3- It endlessly teases…
Yeah, you guys smell delicious. Fat, skinny, pretty, ugly, sweaty, clean, it doesn’t matter- its like a human walking up to a grocery store when they have their bakery fans pumping those sweet fumes into the parking lot. That’s hard for any hungry vampire to resist. As bad as that temptation is, the hotter it gets, the more humans sweat, and they have this infuriating habit of exposing themselves to more and more sun, drinking plenty of fluids so as to keep the aroma strong. On one particularly sweltering day last week, another vampire and I were out on a walk in our standard-issued nondescript trench coats, when a pack of joggers jiggled by. Evidently they had been running for a while, the plump ones were already puffing, shirts drenched from exertion. It was like bacon wrapped in bacon and smothered with a sweet creamy sunscreen bacon glaze and slow roasted in front of your face. If I still had salivary glands that didn’t drip a rohypnol-morphine concoction, I would have had to wear flip-flops to wade through the saliva that would’ve streamed out of my mouth in their wake; I swear that, for half a second, I had a heartbeat. I looked to my comrade, knowing full well the taboo placed on daytime hunting. But it didn’t even see me. Those eyes got that craaazy gleam in them, lips parting in anticipation. And in the horrifying bonfire that followed, I learned an important lesson: they don’t make sunscreen for the inside of your mouth.
And the vampire dark web is chock a block with videos of vampires’ mouths on fire.
Human interaction is the only place where you can taste the tantalizing agony of almost feeling alive again, and so we venture out into the daylight. Sure its self destructive, self indulgent, and tortuous, but isn’t that the driving force behind any addiction? We vampires cannot be alive, so we settle for a kind of pseudo-life: putting on manners, practicing our speeches, and looking to the world like we’re well put together. We could be your boss, your coworker, your quirky neighbor, even a presidential candidate or two.
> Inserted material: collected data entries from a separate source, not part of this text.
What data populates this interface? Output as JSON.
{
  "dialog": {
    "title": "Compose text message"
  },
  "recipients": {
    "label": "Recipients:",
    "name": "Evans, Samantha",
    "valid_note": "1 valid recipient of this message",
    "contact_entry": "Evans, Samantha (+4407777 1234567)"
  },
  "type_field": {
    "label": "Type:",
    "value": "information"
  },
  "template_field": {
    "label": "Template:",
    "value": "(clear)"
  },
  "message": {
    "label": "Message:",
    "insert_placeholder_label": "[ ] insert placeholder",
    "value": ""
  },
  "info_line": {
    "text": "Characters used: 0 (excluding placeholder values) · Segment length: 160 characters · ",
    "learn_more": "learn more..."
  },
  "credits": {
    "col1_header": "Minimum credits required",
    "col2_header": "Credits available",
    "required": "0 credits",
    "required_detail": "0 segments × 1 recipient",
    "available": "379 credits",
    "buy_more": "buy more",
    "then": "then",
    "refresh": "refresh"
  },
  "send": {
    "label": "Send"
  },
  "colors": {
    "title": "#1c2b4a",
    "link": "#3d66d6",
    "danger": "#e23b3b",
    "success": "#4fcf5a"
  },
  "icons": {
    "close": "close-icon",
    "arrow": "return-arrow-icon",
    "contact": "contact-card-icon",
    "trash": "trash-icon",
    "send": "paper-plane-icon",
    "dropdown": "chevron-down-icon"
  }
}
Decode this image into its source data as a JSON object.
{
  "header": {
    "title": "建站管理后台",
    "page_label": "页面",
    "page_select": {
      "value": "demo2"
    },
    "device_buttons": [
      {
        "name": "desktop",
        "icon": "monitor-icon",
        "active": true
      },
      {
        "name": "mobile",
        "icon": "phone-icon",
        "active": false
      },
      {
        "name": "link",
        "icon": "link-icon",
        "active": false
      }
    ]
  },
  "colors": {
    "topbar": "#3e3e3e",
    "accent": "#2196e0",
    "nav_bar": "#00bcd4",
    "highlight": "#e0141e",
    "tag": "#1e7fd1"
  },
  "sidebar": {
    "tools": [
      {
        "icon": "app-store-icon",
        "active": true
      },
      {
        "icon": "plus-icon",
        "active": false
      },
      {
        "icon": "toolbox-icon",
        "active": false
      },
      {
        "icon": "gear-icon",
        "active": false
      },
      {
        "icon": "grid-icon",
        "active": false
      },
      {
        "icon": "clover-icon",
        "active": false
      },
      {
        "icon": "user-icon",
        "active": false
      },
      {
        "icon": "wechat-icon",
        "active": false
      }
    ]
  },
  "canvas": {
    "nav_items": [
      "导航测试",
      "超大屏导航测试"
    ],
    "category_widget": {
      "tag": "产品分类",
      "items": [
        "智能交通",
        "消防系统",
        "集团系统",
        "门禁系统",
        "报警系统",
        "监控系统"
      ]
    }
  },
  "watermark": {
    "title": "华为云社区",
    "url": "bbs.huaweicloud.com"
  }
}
The sun damages us, sure, but it is a necessary good which we have to endure, for a greater selfish benefit.
Until next time,
Dustinopolis is a perfectly normal human who is alive and does normal human behaviors every day, even if it’s sunny. Nothing out of the ordinary. Very ho hum. Nothing that people need worry about. No need to stay on guard or put garlic in your homes or anything stinky like that. Dustinopolis could best be described as a very human human. Feel free to invite it in anytime.
I am become death, destroyer of worlds.